Des journalistes poursuivis pour trahison après la publication de documents du renseignement intérieur!

Plusieurs journalistes et responsables politiques ont dénoncé une atteinte à la liberté de la presse vendredi en Allemagne, après l’ouverture d’une enquête préliminaire pour “haute trahison” visant un blog qui a publié des documents du renseignement intérieur. Cette enquête vise deux journalistes de Netzpolitik.org, un blog allemand spécialisé dans la défense des droits numériques, soupçonnés d’avoir publié des documents relevant du secret d’Etat. Si la procédure judiciaire se confirme, ils encourent entre un an de prison et l’emprisonnement à vie.

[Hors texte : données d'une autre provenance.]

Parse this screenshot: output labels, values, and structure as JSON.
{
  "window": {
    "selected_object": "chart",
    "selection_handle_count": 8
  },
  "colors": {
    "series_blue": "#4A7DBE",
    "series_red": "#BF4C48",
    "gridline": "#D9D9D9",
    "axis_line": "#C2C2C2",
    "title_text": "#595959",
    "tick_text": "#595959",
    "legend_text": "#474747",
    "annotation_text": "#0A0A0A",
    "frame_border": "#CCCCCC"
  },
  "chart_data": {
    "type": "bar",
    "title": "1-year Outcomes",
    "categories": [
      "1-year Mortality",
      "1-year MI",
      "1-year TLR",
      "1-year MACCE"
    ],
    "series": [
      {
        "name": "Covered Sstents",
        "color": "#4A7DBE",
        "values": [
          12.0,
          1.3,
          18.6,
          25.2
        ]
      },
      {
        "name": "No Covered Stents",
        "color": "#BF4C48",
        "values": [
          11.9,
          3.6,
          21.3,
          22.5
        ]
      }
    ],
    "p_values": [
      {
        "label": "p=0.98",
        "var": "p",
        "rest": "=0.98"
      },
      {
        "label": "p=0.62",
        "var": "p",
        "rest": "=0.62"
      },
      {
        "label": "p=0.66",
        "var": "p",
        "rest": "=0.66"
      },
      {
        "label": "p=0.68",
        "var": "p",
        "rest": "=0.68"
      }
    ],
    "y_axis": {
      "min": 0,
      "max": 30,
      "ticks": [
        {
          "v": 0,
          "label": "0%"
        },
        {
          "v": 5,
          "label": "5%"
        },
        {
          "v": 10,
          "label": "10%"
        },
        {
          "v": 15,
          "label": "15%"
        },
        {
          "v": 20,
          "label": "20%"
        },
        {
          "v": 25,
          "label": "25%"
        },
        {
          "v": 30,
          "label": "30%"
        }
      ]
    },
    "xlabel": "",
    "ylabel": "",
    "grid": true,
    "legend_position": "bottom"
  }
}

Le motif de “haute trahison” n’avait plus été utilisé contre les médias en Allemagne depuis les années 1960. Pis, l’imbroglio judiciaire intervient alors que le pays s’interroge sur le degré de collaboration des services secrets allemands à la surveillance numérique orchestrée par l’agence de renseignement américaine NSA, et révélée par l’activiste Edward Snowden. L’Association des journalistes allemands a dénoncé une “tentative inadmissible de réduire au silence deux collègues critiques” et a appelé le procureur fédéral, compétent pour les affaires d’espionnage, à classer l’enquête.
“Nous ne nous laisserons pas intimider”, ont pour leur part répliqué les deux journalistes de Netzpolitik, dont le fondateur Markus Beckedahl. M. Beckedahl s’en est même pris au gouvernement allemand, en assurant à la télévision publique ARD que de nombreux signes indiquaient que Berlin était “enfoncé jusqu’au cou dans le bourbier de la NSA et compagnie”.
Son blog a déjà été récompensé en Allemagne pour la qualité de son travail d’investigation. Il avait publié en février et en avril des documents dévoilant les projets de l’Office de protection de la constitution (renseignement intérieur) pour renforcer sa surveillance en ligne. Le directeur de l’agence, Hans-Georg Maassen, avait alors porté plainte.
L’enquête enrage également l’opposition. Il s’agit d’une “disgrâce constitutionnelle”, a dénoncé la député des Verts Renate Künast, présidente de la commission des affaires judiciaires du Bundestag. “S’il n’y avait pas de journalisme d’investigation, nous ne saurions rien”, a-t-elle fulminé. Plusieurs éditorialistes s’offusquent vendredi, en comparant la procédure à “l’affaire du Spiegel”, symbole de la liberté de la presse en Allemagne.
Accusé de trahison, l’hebdomadaire avait vu ses locaux fouillés par la police et ses responsables arrêtés en 1962, à cause d’un article révélant des lacunes dans l’armée allemande. Un tribunal avait ensuite désavoué les pouvoirs publics, et le ministre de la Défense de l’époque avait démissionné. La presse allemande rappelle aussi l’histoire funeste de l’accusation de “haute trahison”. Elle était instrumentalisée au 19e siècle par le premier chancelier, Otto von Bismarck, et ensuite par les nazis sous la République de Weimar, pour combattre leurs opposants politiques.